Chapman and McQuilkin are Black Coffee’s only roasters, and you can find at least one of them roasting pretty much every day of the week.
“We approach every bean separately,” explains Chapman. He compares the coffee roasting process to that of making wine. They post-mix their blends, the way a vintner would with wine. Even coffees from the same region are treated separately, and every time a new batch comes in, the experimentation for the perfect roast starts all over again. “We take the time with each bean to roast it to make it taste as good as it possibly can,” says McQuilkin.
Black Coffee uses two roasting machines; a twelve-kilo Diedrich from nearby Sandpoint, Idaho, which they use mostly for trying out new beans and figuring out optimal times and temperatures, and a thirty-five kilo Loring roaster. The coffee at their location has usually been roasted only one to three days before it gets sold.

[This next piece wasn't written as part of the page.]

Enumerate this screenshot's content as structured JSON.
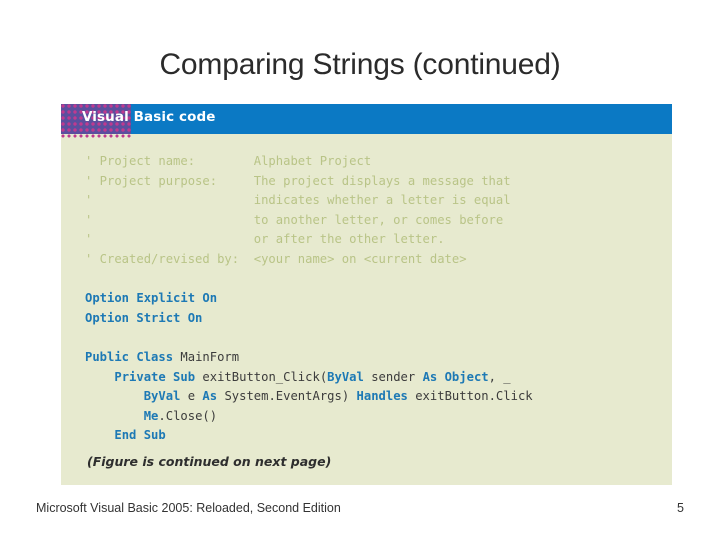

Once they’ve gotten their single-origin and blended coffees roasted to perfection, they leave it to their baristas, who are friendly and knowledgeable, happy to answer the most basic of coffee questions. When you order your latte or mocha, they offer a rotating choice of four of their many blends and single-origin beans, plus a decaf option. Perhaps a Peruvian americano, a Vinyl cappuccino, or an AM Blend latte, all pulled on their La Marzocco Linea.
In addition to coffee drinks, Black Coffee serves teas and shrubs—a cordial made of fermented produce and vinegar, and for food they offer pastries along with thick pieces of locally baked toast they call “slabs,” with toppings like avocado, coconut oil, and cracked pepper or Nutella. “We wanted to add something that wasn’t a sweet treat,” Chapman says. “Everything we add we want it to not take away from the coffee, but we also realize some people don’t drink coffee.”
Since they began Black Coffee nearly five years ago, McQuilkin and Chapman have noticed the increased demand for good coffee. “Coffee’s not just coffee anymore,” Chapman says. Their menu embraces that change.
—Stephanie Parker is a freelance writer and photographer based in Missoula.